Yannick Smith

Personal information
- Full name: Yannick Camara Smith
- Date of birth: November 21, 1990 (age 35)
- Place of birth: Hillsborough Township, New Jersey, United States
- Height: 5 ft 9 in (1.75 m)
- Position: Forward

Youth career
- 2009–2012: Old Dominion Monarchs

Senior career*
- Years: Team / Apps / (Gls)
- 2011: Virginia Beach Piranhas / 11 / (2)
- 2013: Närpes Kraft / 22 / (12)
- 2014: Dayton Dutch Lions / 2 / (0)

= Yannick Smith =

American soccer player (born 1990)

Yannick Smith (born November 21, 1990) is an American former soccer player who played as a forward.

==Career==
Born in Hillsborough Township, New Jersey, Smith played soccer at Hillsborough High School.
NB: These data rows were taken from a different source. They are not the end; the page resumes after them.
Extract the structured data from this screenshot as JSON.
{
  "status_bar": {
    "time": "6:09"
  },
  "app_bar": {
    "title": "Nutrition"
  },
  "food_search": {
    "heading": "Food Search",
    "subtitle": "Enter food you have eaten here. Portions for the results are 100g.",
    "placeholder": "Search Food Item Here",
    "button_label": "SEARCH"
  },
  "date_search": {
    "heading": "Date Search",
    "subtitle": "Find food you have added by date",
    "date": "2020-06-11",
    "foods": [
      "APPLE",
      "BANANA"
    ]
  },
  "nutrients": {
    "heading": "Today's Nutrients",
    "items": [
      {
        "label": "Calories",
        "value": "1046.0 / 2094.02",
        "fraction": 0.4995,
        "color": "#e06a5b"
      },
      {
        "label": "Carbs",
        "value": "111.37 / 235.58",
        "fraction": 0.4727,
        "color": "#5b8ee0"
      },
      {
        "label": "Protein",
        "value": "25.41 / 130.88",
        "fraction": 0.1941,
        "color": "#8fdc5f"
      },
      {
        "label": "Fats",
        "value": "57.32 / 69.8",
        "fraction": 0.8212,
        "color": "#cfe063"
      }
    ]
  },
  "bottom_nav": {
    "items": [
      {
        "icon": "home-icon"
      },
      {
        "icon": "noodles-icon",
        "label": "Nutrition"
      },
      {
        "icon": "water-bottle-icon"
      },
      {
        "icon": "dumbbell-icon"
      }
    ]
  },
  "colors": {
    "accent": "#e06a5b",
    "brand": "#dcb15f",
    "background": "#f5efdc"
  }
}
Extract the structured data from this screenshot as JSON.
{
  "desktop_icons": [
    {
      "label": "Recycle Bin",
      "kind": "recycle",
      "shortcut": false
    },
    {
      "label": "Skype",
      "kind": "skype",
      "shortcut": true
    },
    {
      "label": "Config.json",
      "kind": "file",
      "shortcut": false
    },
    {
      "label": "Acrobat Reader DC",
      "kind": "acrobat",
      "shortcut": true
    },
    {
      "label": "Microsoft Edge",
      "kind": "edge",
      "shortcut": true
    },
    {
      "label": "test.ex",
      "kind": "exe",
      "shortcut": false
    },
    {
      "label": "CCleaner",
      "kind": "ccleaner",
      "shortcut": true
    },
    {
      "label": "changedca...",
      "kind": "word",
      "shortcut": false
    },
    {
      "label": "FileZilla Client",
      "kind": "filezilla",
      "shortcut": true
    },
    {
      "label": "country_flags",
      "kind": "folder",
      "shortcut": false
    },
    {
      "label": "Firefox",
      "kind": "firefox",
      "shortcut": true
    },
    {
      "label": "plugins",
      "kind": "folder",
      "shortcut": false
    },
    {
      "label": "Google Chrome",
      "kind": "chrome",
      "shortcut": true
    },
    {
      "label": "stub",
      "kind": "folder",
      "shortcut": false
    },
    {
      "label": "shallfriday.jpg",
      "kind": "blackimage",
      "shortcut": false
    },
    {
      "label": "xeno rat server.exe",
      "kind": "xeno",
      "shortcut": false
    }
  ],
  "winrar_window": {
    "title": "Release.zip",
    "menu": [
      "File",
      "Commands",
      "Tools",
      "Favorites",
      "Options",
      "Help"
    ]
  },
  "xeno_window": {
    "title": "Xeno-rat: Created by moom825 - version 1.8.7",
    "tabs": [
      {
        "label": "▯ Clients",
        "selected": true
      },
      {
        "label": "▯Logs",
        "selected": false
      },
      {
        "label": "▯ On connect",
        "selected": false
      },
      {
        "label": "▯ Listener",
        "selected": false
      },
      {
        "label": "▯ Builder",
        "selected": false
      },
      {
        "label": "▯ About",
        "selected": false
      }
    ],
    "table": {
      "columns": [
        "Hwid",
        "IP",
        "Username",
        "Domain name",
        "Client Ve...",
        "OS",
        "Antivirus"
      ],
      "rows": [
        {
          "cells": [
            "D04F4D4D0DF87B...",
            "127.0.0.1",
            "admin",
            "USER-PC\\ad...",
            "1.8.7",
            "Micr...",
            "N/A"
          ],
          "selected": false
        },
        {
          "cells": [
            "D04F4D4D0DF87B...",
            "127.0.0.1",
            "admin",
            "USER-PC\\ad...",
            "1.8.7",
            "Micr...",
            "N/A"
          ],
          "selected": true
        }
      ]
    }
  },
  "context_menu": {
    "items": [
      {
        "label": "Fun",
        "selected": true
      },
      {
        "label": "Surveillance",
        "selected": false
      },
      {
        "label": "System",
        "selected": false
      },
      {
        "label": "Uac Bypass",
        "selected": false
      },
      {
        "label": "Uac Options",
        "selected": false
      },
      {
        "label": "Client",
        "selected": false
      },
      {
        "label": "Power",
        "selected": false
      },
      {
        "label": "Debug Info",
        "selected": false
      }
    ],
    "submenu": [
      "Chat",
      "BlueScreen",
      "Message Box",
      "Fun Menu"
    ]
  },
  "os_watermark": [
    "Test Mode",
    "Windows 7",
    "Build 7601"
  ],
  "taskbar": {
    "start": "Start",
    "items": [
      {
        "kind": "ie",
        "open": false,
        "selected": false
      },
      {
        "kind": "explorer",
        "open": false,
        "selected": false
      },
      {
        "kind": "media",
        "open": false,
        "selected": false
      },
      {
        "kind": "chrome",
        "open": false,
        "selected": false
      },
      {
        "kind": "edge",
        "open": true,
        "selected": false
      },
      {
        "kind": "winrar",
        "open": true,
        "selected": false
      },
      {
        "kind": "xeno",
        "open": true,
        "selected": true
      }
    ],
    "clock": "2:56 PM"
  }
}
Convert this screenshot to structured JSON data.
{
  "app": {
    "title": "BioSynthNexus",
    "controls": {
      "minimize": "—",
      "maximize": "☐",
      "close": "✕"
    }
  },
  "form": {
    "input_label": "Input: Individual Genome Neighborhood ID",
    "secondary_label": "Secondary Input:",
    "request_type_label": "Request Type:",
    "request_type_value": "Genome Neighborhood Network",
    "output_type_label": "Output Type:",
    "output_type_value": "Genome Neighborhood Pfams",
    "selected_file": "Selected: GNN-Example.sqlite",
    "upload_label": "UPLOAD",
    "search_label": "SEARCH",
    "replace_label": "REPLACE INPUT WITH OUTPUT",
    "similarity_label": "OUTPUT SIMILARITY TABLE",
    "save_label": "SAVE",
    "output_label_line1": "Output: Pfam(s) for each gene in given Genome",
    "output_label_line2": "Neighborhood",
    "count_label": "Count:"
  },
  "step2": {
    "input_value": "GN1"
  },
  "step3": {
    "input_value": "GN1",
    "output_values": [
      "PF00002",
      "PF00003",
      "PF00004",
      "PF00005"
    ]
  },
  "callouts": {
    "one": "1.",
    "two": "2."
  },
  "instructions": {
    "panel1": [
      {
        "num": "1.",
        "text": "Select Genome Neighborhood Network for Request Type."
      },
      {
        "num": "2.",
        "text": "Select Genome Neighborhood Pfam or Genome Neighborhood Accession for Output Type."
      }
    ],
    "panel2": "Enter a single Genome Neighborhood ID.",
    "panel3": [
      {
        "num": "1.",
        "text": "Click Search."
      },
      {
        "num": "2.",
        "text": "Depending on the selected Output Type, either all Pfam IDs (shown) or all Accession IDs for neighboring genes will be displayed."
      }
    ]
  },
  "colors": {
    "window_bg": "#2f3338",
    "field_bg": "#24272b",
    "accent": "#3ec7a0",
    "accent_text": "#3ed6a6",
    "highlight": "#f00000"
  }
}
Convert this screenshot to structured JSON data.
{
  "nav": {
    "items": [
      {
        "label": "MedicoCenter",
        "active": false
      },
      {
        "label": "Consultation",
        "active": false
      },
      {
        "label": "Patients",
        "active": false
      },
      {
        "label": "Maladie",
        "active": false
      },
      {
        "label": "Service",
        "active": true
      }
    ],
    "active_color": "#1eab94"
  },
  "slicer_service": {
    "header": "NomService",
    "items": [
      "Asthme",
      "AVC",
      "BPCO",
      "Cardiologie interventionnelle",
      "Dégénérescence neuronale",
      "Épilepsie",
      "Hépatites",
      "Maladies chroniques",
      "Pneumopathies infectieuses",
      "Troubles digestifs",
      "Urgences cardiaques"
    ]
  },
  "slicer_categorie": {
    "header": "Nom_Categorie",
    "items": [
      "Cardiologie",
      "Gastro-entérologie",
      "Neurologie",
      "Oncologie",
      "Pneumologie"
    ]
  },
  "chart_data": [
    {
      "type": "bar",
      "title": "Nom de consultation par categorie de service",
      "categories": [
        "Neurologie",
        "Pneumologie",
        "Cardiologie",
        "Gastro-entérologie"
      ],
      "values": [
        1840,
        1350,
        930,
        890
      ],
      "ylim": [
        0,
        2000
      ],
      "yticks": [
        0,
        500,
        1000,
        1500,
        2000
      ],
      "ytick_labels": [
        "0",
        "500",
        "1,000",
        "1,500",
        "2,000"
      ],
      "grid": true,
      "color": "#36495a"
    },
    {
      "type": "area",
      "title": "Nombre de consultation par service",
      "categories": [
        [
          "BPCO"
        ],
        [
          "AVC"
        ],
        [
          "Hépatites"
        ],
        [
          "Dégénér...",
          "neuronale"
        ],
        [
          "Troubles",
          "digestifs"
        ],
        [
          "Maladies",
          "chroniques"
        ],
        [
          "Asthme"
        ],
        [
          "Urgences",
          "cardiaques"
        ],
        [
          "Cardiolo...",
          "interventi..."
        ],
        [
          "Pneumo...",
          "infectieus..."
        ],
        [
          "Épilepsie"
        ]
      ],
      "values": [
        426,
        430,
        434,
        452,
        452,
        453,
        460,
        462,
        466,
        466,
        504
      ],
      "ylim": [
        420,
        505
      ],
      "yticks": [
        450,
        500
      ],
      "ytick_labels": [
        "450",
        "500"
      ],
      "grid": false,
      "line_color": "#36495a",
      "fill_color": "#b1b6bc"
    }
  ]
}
Smith played four years of college soccer at Old Dominion University between 2009 and 2012. He also spent the 2011 season with USL Premier Development League club Virginia Beach Piranhas.

On January 22, 2013, Smith was selected 75th overall in the 2013 MLS Supplemental Draft by Houston Dynamo. However, he wasn't signed by the club.

Smith signed his first professional contract with Finnish Kakkonen club Närpes Kraft, before moving to USL Pro club Dayton Dutch Lions on March 9, 2014.